POWER Plastics says the installation of an
ABB robotic solution has increased its productivity by up to 40%.
Previously, the staff had to manually pack 3000 bottles every hour for a daily total of 60,000. The bottles came in 250 and 500mL sizes and in five different colours.
This workload compromised health and safety and resulted in high labour costs. Increases in workers’ compensation claims from repetitive strain injury (RSI) as well as rising operational and material costs were behind the decision to invest in robot technology.
Sydney-based systems integrator
Apex Automation and Robotics was brought in to assess the situation. It found the client required a flexible solution which could handle diverse products.
The automation provider developed a cell with the six-axis IRB 4400L robot, with a 2.43m reach and a 30kg payload, at its core. Two extrusion blow moulding units and accumulation conveyors feed the bottles to the robot.

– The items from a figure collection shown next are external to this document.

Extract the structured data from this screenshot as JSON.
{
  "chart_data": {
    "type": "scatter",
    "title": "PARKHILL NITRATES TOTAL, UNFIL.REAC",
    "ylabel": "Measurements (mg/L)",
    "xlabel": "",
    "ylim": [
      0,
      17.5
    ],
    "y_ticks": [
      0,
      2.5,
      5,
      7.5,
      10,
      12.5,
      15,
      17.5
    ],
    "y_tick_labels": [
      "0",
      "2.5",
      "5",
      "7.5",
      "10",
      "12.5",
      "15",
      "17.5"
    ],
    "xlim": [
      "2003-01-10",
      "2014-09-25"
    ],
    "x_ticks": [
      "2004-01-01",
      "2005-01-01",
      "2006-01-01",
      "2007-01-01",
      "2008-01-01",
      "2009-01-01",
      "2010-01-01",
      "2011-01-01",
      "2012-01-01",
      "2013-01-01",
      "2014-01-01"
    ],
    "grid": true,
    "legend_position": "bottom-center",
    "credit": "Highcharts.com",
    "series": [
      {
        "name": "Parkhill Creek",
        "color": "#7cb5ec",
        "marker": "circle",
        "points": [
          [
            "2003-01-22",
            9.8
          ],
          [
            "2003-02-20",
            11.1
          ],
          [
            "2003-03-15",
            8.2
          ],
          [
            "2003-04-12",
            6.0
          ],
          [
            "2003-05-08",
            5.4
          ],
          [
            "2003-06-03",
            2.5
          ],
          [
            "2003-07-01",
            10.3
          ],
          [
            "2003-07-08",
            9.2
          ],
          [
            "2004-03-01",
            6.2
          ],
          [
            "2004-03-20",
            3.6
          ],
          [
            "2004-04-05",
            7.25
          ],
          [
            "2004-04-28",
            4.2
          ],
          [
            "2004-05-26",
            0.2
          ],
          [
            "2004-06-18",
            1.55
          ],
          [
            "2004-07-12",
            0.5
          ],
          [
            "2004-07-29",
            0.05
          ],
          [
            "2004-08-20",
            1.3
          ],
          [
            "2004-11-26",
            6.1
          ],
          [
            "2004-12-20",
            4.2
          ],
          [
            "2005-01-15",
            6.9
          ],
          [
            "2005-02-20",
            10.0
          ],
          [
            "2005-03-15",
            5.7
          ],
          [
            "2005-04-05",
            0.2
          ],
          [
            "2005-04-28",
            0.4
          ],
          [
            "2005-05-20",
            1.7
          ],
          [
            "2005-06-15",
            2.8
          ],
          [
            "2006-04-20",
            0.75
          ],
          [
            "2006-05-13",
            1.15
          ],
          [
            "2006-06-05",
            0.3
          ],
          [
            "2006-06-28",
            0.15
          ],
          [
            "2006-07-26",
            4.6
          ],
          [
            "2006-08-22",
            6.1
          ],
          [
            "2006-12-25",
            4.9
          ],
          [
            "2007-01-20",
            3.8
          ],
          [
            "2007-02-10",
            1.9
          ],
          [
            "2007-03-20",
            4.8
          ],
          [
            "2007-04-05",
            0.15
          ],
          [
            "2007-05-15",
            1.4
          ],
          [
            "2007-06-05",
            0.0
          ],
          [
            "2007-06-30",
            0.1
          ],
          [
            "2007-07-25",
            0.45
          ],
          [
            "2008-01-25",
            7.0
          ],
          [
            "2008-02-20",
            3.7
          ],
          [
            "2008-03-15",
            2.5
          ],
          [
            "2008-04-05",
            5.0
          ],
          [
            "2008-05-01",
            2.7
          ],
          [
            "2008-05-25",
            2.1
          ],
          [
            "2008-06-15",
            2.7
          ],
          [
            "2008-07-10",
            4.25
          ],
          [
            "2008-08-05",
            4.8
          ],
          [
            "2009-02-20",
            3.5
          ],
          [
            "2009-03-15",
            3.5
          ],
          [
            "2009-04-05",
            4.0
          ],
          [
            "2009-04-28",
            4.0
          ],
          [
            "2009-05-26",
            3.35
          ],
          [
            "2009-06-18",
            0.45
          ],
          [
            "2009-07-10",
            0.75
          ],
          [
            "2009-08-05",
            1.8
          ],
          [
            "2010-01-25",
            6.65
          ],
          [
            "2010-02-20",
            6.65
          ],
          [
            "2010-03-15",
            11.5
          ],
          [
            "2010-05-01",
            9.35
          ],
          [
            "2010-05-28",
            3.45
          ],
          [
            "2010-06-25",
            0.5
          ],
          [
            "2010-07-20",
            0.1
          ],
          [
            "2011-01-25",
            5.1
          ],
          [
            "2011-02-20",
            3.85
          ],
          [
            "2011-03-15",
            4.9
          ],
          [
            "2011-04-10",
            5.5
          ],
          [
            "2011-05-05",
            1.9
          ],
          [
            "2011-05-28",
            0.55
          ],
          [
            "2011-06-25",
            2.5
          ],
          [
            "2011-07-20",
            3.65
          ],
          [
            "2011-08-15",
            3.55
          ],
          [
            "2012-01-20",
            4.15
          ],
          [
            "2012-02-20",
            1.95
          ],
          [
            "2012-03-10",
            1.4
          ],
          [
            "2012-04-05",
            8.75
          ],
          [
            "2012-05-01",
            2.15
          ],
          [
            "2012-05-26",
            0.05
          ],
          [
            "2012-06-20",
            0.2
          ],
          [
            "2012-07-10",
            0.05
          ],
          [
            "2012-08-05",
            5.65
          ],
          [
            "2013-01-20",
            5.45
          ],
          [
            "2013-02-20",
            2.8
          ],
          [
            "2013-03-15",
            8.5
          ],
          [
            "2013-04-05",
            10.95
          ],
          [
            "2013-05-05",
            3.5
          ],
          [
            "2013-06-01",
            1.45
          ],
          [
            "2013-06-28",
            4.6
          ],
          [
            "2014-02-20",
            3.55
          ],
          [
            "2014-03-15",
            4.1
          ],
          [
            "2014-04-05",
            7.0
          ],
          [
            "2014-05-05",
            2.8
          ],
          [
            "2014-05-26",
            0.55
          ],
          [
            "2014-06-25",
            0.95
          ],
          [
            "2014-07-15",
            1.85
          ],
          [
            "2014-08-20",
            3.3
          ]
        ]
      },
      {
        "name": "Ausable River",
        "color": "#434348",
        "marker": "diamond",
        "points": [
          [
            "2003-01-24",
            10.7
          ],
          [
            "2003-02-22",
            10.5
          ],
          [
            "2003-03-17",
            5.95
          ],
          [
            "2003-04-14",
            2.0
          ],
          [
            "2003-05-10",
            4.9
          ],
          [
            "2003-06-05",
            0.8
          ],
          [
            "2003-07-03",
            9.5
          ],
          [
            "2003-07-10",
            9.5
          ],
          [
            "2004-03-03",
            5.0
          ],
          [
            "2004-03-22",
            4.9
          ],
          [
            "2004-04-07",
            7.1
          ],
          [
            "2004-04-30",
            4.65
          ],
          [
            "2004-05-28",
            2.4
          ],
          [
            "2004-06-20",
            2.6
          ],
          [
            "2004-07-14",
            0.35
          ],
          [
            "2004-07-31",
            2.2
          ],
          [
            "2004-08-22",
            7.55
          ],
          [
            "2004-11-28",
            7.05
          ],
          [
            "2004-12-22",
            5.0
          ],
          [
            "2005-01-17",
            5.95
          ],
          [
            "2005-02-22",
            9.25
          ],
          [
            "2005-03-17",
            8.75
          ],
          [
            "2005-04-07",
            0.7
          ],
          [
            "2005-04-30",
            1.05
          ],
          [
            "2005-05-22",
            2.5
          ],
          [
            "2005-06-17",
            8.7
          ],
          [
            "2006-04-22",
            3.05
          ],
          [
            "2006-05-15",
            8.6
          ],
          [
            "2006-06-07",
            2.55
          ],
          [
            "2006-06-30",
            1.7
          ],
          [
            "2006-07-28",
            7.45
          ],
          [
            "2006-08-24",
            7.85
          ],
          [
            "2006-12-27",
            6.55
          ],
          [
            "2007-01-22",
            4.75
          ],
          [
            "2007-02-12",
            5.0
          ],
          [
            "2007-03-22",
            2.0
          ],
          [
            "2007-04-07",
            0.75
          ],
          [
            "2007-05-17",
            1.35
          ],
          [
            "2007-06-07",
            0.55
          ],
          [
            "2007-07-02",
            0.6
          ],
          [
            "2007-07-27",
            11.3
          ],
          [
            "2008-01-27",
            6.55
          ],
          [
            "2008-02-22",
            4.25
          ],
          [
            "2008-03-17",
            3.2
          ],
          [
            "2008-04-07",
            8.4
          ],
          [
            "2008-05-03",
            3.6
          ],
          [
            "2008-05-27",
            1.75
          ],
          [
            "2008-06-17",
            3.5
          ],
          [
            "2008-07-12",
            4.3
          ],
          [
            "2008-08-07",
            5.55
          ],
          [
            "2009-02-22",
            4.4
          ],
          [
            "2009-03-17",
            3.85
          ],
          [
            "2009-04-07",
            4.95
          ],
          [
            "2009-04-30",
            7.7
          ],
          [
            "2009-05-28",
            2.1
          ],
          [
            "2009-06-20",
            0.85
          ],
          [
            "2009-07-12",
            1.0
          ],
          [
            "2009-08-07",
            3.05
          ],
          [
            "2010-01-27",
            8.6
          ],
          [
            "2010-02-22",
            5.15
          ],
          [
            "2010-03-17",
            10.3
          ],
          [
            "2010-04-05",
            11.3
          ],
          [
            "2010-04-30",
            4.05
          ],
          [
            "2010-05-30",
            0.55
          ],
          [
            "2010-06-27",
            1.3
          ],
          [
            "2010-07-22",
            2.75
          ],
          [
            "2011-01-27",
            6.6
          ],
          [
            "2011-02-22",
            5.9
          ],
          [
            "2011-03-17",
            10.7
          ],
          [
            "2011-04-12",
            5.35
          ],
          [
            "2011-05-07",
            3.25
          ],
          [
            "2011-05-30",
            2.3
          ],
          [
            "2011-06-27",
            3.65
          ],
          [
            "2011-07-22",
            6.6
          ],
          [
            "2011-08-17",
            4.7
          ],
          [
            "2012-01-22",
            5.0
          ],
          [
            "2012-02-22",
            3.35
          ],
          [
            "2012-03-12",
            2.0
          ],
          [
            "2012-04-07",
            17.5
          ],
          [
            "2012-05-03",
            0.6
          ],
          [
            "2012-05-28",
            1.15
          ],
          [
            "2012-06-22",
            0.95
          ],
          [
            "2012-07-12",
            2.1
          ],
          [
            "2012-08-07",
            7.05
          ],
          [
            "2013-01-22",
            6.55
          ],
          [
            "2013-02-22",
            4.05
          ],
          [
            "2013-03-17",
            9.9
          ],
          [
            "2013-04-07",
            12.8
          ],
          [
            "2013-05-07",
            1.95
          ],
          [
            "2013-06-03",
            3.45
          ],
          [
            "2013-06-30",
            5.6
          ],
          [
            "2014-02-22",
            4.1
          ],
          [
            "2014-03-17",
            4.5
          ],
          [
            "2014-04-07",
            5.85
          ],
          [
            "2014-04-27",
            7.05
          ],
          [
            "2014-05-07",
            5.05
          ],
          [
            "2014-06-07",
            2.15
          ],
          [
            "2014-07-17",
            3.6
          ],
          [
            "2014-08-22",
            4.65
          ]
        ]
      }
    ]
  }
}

The robot picks up a row of ten bottles at a time with an Apex-designed vacuum cup gripper, spaces them out and places them upright on a stainless steel platen. It then rotates 180 degrees and repeats the process with a new row of bottles, placing them upside down between each bottle in the first row.
The robot signals an operator when the platen is full. The operator inspects the bottles, seals them in plastic and takes them to a pallet. Meanwhile, the robot turns to the opposite zone to start working on another platen.
The customer did not automate the entire line because it wanted to retain human inspection and quality assurance within the process. However, the solution has allowed workers to be reassigned to other tasks.
Output has increased by between 30 and 40% on weekends, when the plastic fabricator employs only a skeleton crew.